Découverte de l’exposition SO3, l’invention d’une machine… et des bactéries.

Jeudi 23 avril de 14h à 15h30 et jeudi 21 mai de 9h30 à 11h00.

La première séance, les élèves ont découvert l’exposition SO3, art, biologie (al)chimie et ont réalisé une synthèse desinée en duo sur l’ensemble des œuvres. Ils ont ainsi fait le croquis d’un artiste d’art biotech et ses outils, de l’ADN, de la machine qui fabrique de l’or et des livres de peau.

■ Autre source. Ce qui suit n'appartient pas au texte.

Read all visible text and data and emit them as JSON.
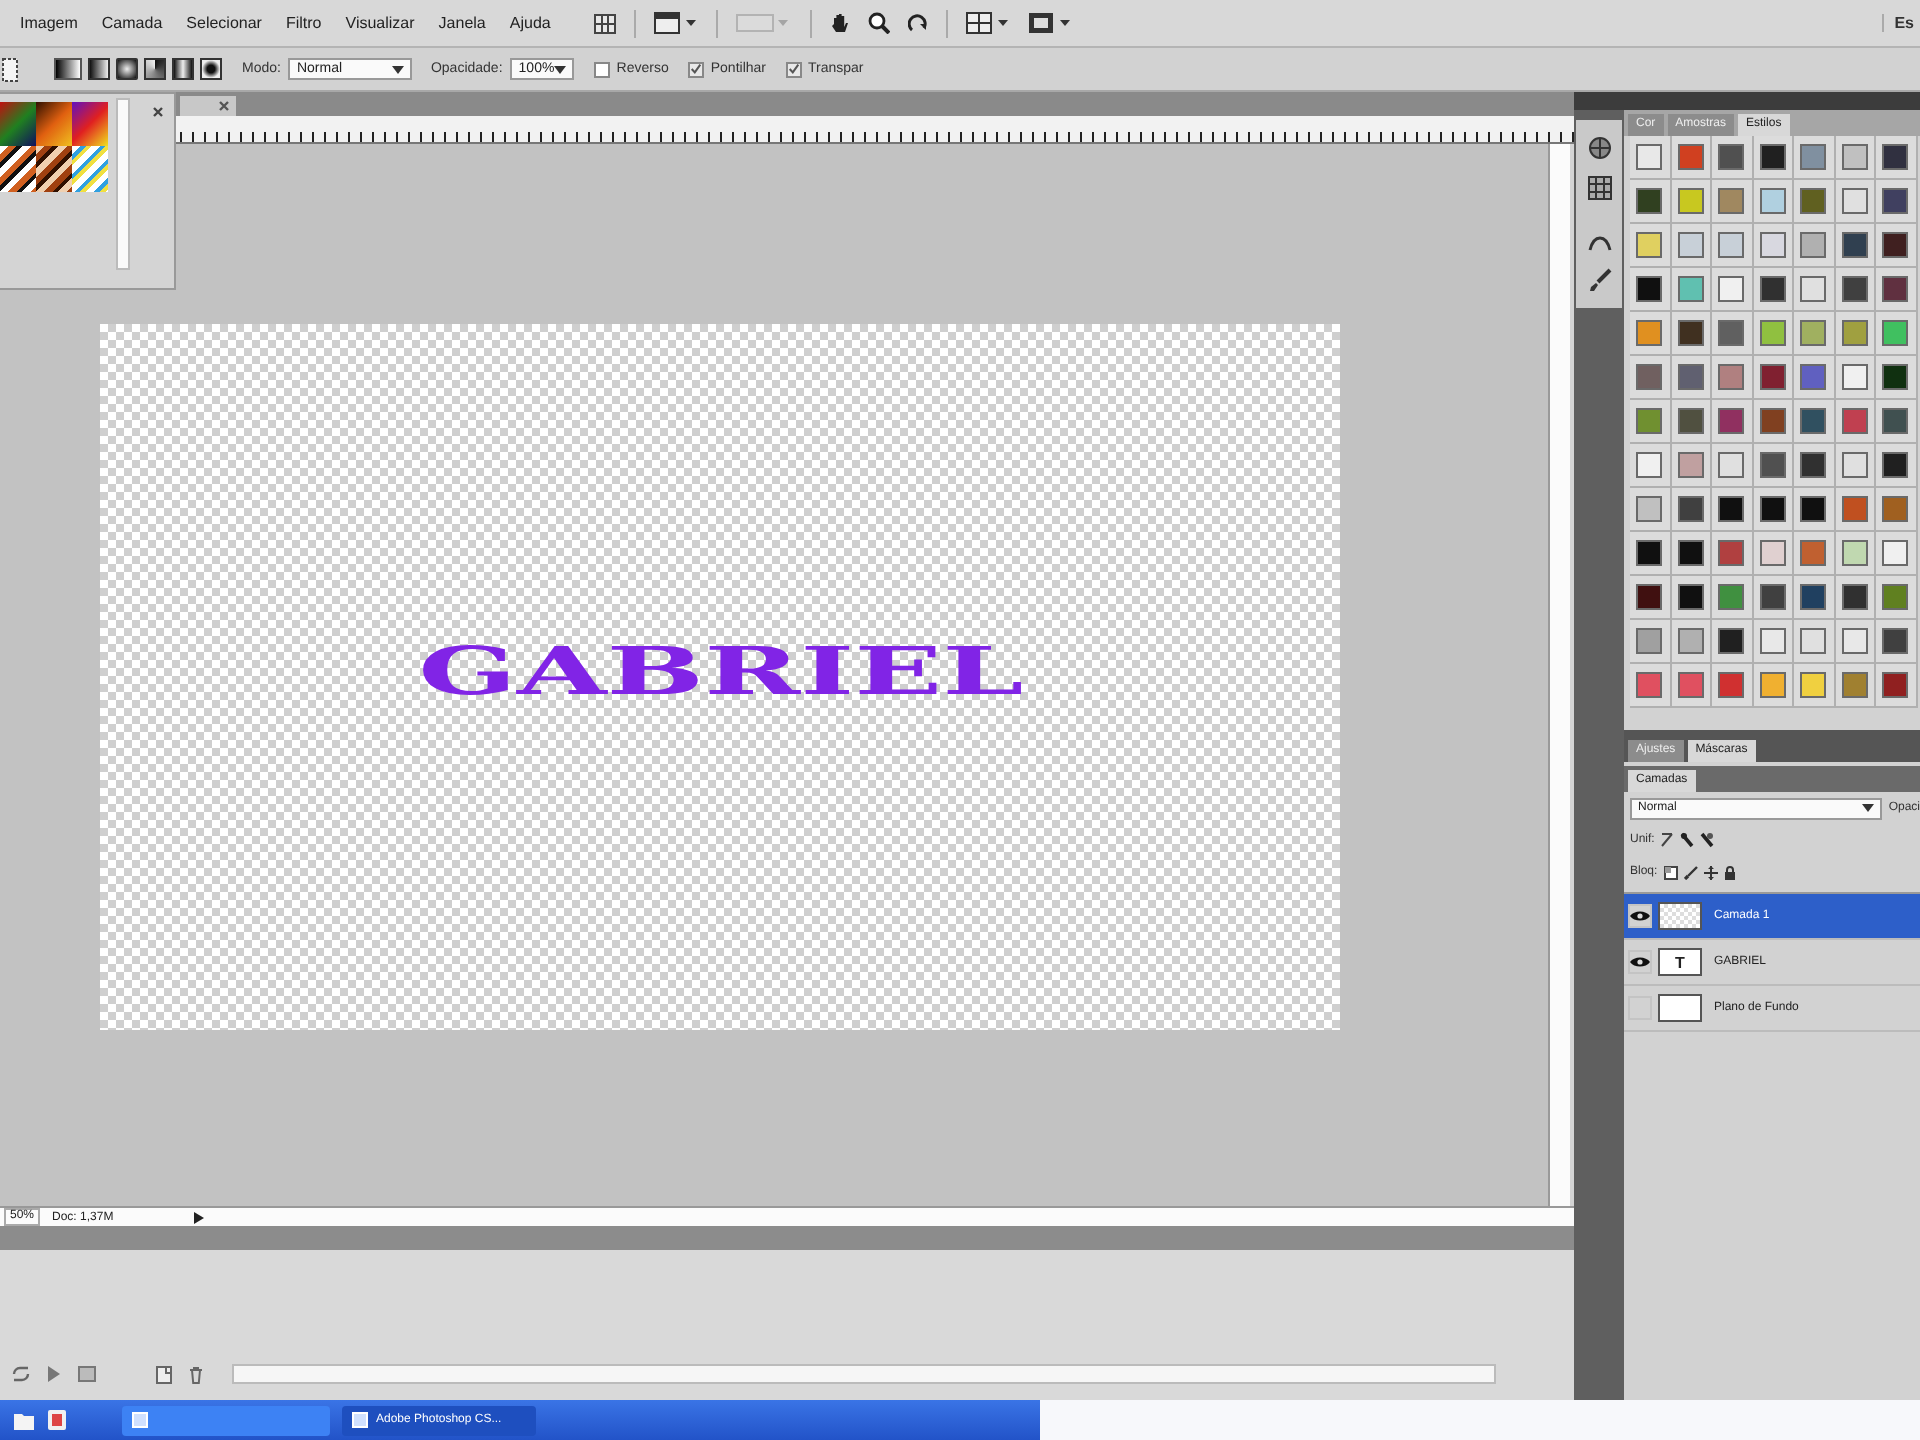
{
  "menu_bar": {
    "items": [
      "Imagem",
      "Camada",
      "Selecionar",
      "Filtro",
      "Visualizar",
      "Janela",
      "Ajuda"
    ],
    "workspace": "Es"
  },
  "options_bar": {
    "mode_label": "Modo:",
    "mode": "Normal",
    "opacity_label": "Opacidade:",
    "opacity": "100%",
    "checkboxes": [
      {
        "label": "Reverso",
        "checked": false
      },
      {
        "label": "Pontilhar",
        "checked": true
      },
      {
        "label": "Transpar",
        "checked": true
      }
    ]
  },
  "document": {
    "canvas_text": "GABRIEL",
    "status": {
      "zoom": "50%",
      "doc_info": "Doc: 1,37M"
    }
  },
  "panels": {
    "styles": {
      "tabs": [
        {
          "label": "Cor",
          "selected": false
        },
        {
          "label": "Amostras",
          "selected": false
        },
        {
          "label": "Estilos",
          "selected": true
        }
      ],
      "swatches": [
        {
          "color": "#e8e8e8"
        },
        {
          "color": "#d04020"
        },
        {
          "color": "#505050"
        },
        {
          "color": "#202020"
        },
        {
          "color": "#8090a0"
        },
        {
          "color": "#c0c0c0"
        },
        {
          "color": "#303040"
        },
        {
          "color": "#304020"
        },
        {
          "color": "#c8c820"
        },
        {
          "color": "#a08860"
        },
        {
          "color": "#b0d0e0"
        },
        {
          "color": "#606020"
        },
        {
          "color": "#e0e0e0"
        },
        {
          "color": "#404060"
        },
        {
          "color": "#e0d060"
        },
        {
          "color": "#c8d0d8"
        },
        {
          "color": "#c8d0d8"
        },
        {
          "color": "#d8d8e0"
        },
        {
          "color": "#b0b0b0"
        },
        {
          "color": "#304050"
        },
        {
          "color": "#402020"
        },
        {
          "color": "#101010"
        },
        {
          "color": "#60c0b0"
        },
        {
          "color": "#f0f0f0"
        },
        {
          "color": "#303030"
        },
        {
          "color": "#e0e0e0"
        },
        {
          "color": "#404040"
        },
        {
          "color": "#603040"
        },
        {
          "color": "#e09020"
        },
        {
          "color": "#403020"
        },
        {
          "color": "#606060"
        },
        {
          "color": "#90c040"
        },
        {
          "color": "#a0b060"
        },
        {
          "color": "#a0a040"
        },
        {
          "color": "#40c060"
        },
        {
          "color": "#706060"
        },
        {
          "color": "#606070"
        },
        {
          "color": "#b08080"
        },
        {
          "color": "#802030"
        },
        {
          "color": "#6060c0"
        },
        {
          "color": "#f0f0f0"
        },
        {
          "color": "#103010"
        },
        {
          "color": "#709030"
        },
        {
          "color": "#505040"
        },
        {
          "color": "#903060"
        },
        {
          "color": "#804020"
        },
        {
          "color": "#305060"
        },
        {
          "color": "#c04050"
        },
        {
          "color": "#405050"
        },
        {
          "color": "#f0f0f0"
        },
        {
          "color": "#c0a0a0"
        },
        {
          "color": "#e0e0e0"
        },
        {
          "color": "#505050"
        },
        {
          "color": "#303030"
        },
        {
          "color": "#e0e0e0"
        },
        {
          "color": "#202020"
        },
        {
          "color": "#c0c0c0"
        },
        {
          "color": "#404040"
        },
        {
          "color": "#101010"
        },
        {
          "color": "#101010"
        },
        {
          "color": "#101010"
        },
        {
          "color": "#c05020"
        },
        {
          "color": "#a06020"
        },
        {
          "color": "#101010"
        },
        {
          "color": "#101010"
        },
        {
          "color": "#b04040"
        },
        {
          "color": "#e0d0d0"
        },
        {
          "color": "#c06030"
        },
        {
          "color": "#c0d8b0"
        },
        {
          "color": "#f0f0f0"
        },
        {
          "color": "#401010"
        },
        {
          "color": "#101010"
        },
        {
          "color": "#409040"
        },
        {
          "color": "#404040"
        },
        {
          "color": "#204060"
        },
        {
          "color": "#303030"
        },
        {
          "color": "#608020"
        },
        {
          "color": "#a0a0a0"
        },
        {
          "color": "#b0b0b0"
        },
        {
          "color": "#202020"
        },
        {
          "color": "#e8e8e8"
        },
        {
          "color": "#e0e0e0"
        },
        {
          "color": "#e8e8e8"
        },
        {
          "color": "#404040"
        },
        {
          "color": "#e05060"
        },
        {
          "color": "#e05060"
        },
        {
          "color": "#d03030"
        },
        {
          "color": "#f0b030"
        },
        {
          "color": "#f0d040"
        },
        {
          "color": "#a08030"
        },
        {
          "color": "#902020"
        }
      ]
    },
    "adjustments": {
      "tabs": [
        {
          "label": "Ajustes",
          "selected": false
        },
        {
          "label": "Máscaras",
          "selected": true
        }
      ]
    },
    "layers": {
      "tabs": [
        {
          "label": "Camadas",
          "selected": true
        }
      ],
      "blend_mode": "Normal",
      "opacity_label": "Opaci",
      "unify_label": "Unif:",
      "lock_label": "Bloq:",
      "items": [
        {
          "name": "Camada 1",
          "kind": "pixel",
          "selected": true,
          "visible": true
        },
        {
          "name": "GABRIEL",
          "kind": "text",
          "thumbnail": "T",
          "selected": false,
          "visible": true
        },
        {
          "name": "Plano de Fundo",
          "kind": "background",
          "selected": false,
          "visible": false
        }
      ]
    }
  },
  "taskbar": {
    "tasks": [
      {
        "selected": false
      },
      {
        "label": "Adobe Photoshop CS...",
        "selected": true
      }
    ]
  }
}
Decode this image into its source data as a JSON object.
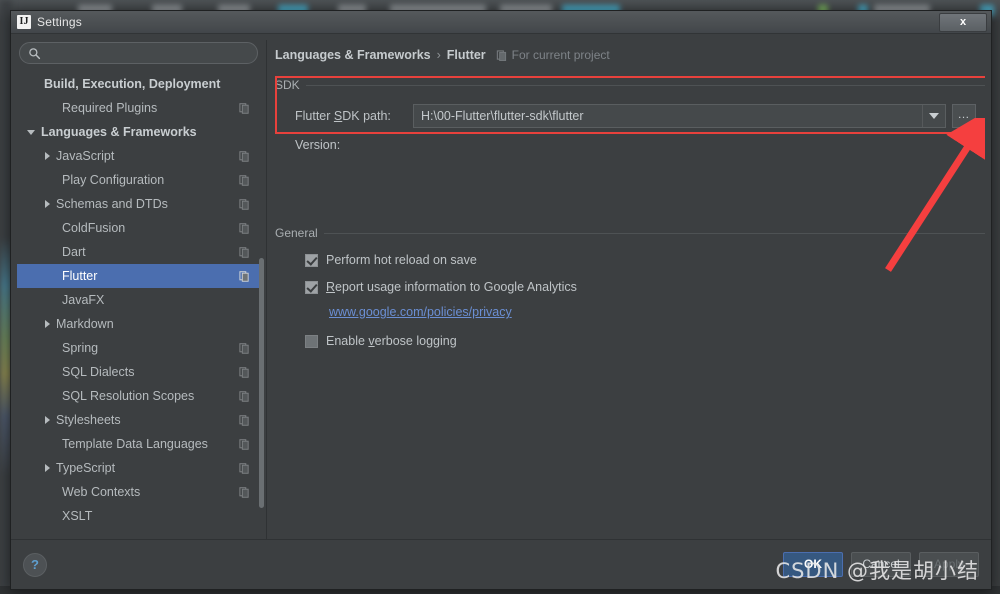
{
  "window": {
    "title": "Settings",
    "icon": "intellij-logo-icon",
    "close_label": "x"
  },
  "search": {
    "value": "",
    "placeholder": "",
    "icon": "search-icon"
  },
  "sidebar": {
    "items": [
      {
        "label": "Build, Execution, Deployment",
        "indent": 0,
        "arrow": "none",
        "bold": true,
        "selected": false,
        "config_icon": false
      },
      {
        "label": "Required Plugins",
        "indent": 1,
        "arrow": "none",
        "bold": false,
        "selected": false,
        "config_icon": true
      },
      {
        "label": "Languages & Frameworks",
        "indent": 0,
        "arrow": "down",
        "bold": true,
        "selected": false,
        "config_icon": false
      },
      {
        "label": "JavaScript",
        "indent": 1,
        "arrow": "right",
        "bold": false,
        "selected": false,
        "config_icon": true
      },
      {
        "label": "Play Configuration",
        "indent": 1,
        "arrow": "none",
        "bold": false,
        "selected": false,
        "config_icon": true
      },
      {
        "label": "Schemas and DTDs",
        "indent": 1,
        "arrow": "right",
        "bold": false,
        "selected": false,
        "config_icon": true
      },
      {
        "label": "ColdFusion",
        "indent": 1,
        "arrow": "none",
        "bold": false,
        "selected": false,
        "config_icon": true
      },
      {
        "label": "Dart",
        "indent": 1,
        "arrow": "none",
        "bold": false,
        "selected": false,
        "config_icon": true
      },
      {
        "label": "Flutter",
        "indent": 1,
        "arrow": "none",
        "bold": false,
        "selected": true,
        "config_icon": true
      },
      {
        "label": "JavaFX",
        "indent": 1,
        "arrow": "none",
        "bold": false,
        "selected": false,
        "config_icon": false
      },
      {
        "label": "Markdown",
        "indent": 1,
        "arrow": "right",
        "bold": false,
        "selected": false,
        "config_icon": false
      },
      {
        "label": "Spring",
        "indent": 1,
        "arrow": "none",
        "bold": false,
        "selected": false,
        "config_icon": true
      },
      {
        "label": "SQL Dialects",
        "indent": 1,
        "arrow": "none",
        "bold": false,
        "selected": false,
        "config_icon": true
      },
      {
        "label": "SQL Resolution Scopes",
        "indent": 1,
        "arrow": "none",
        "bold": false,
        "selected": false,
        "config_icon": true
      },
      {
        "label": "Stylesheets",
        "indent": 1,
        "arrow": "right",
        "bold": false,
        "selected": false,
        "config_icon": true
      },
      {
        "label": "Template Data Languages",
        "indent": 1,
        "arrow": "none",
        "bold": false,
        "selected": false,
        "config_icon": true
      },
      {
        "label": "TypeScript",
        "indent": 1,
        "arrow": "right",
        "bold": false,
        "selected": false,
        "config_icon": true
      },
      {
        "label": "Web Contexts",
        "indent": 1,
        "arrow": "none",
        "bold": false,
        "selected": false,
        "config_icon": true
      },
      {
        "label": "XSLT",
        "indent": 1,
        "arrow": "none",
        "bold": false,
        "selected": false,
        "config_icon": false
      }
    ]
  },
  "breadcrumb": {
    "parent": "Languages & Frameworks",
    "separator": "›",
    "current": "Flutter",
    "scope_icon": "project-scope-icon",
    "scope_text": "For current project"
  },
  "sdk_section": {
    "title": "SDK",
    "path_label_pre": "Flutter ",
    "path_label_mnemonic": "S",
    "path_label_post": "DK path:",
    "path_value": "H:\\00-Flutter\\flutter-sdk\\flutter",
    "dropdown_icon": "chevron-down-icon",
    "browse_label": "…",
    "version_label": "Version:"
  },
  "general_section": {
    "title": "General",
    "checkboxes": [
      {
        "label_pre": "Perform hot reload on save",
        "mnemonic": "",
        "label_post": "",
        "checked": true
      },
      {
        "label_pre": "",
        "mnemonic": "R",
        "label_post": "eport usage information to Google Analytics",
        "checked": true
      },
      {
        "label_pre": "Enable ",
        "mnemonic": "v",
        "label_post": "erbose logging",
        "checked": false
      }
    ],
    "privacy_link": "www.google.com/policies/privacy"
  },
  "footer": {
    "help_label": "?",
    "buttons": [
      {
        "label": "OK",
        "style": "primary"
      },
      {
        "label": "Cancel",
        "style": "normal"
      },
      {
        "label": "Apply",
        "style": "disabled"
      }
    ]
  },
  "watermark": "CSDN @我是胡小结",
  "colors": {
    "accent": "#4b6eaf",
    "annotation": "#e8413c",
    "link": "#6b8fd4",
    "panel": "#3c3f41"
  }
}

La seconde séance, ils ont inventé une machine prenant en compte sa forme, les matières à mettre dedans et le produit final.  Des machines originales : une machine à téléportation  en y mettant de l’adn de zombie et de lézard, une machine à fabriquer des fleurs ou des diamants… En s’inspirant de l’œuvre The Great Work of the Metal Lover d’Adam Brown qui fabrique de l’or grâce à une bactérie et le Cloaca de Wim devolyes qui reproduit la digestion humaine (cliquez sur le nom de l’œuvre pour découvrir la vidéo). Puis en évoquant les univers biomorphiques des artistes de Vassily Kandisky et de Jean Arp, ils ont essayé d’imaginer à quoi peut ressembler une bactérie.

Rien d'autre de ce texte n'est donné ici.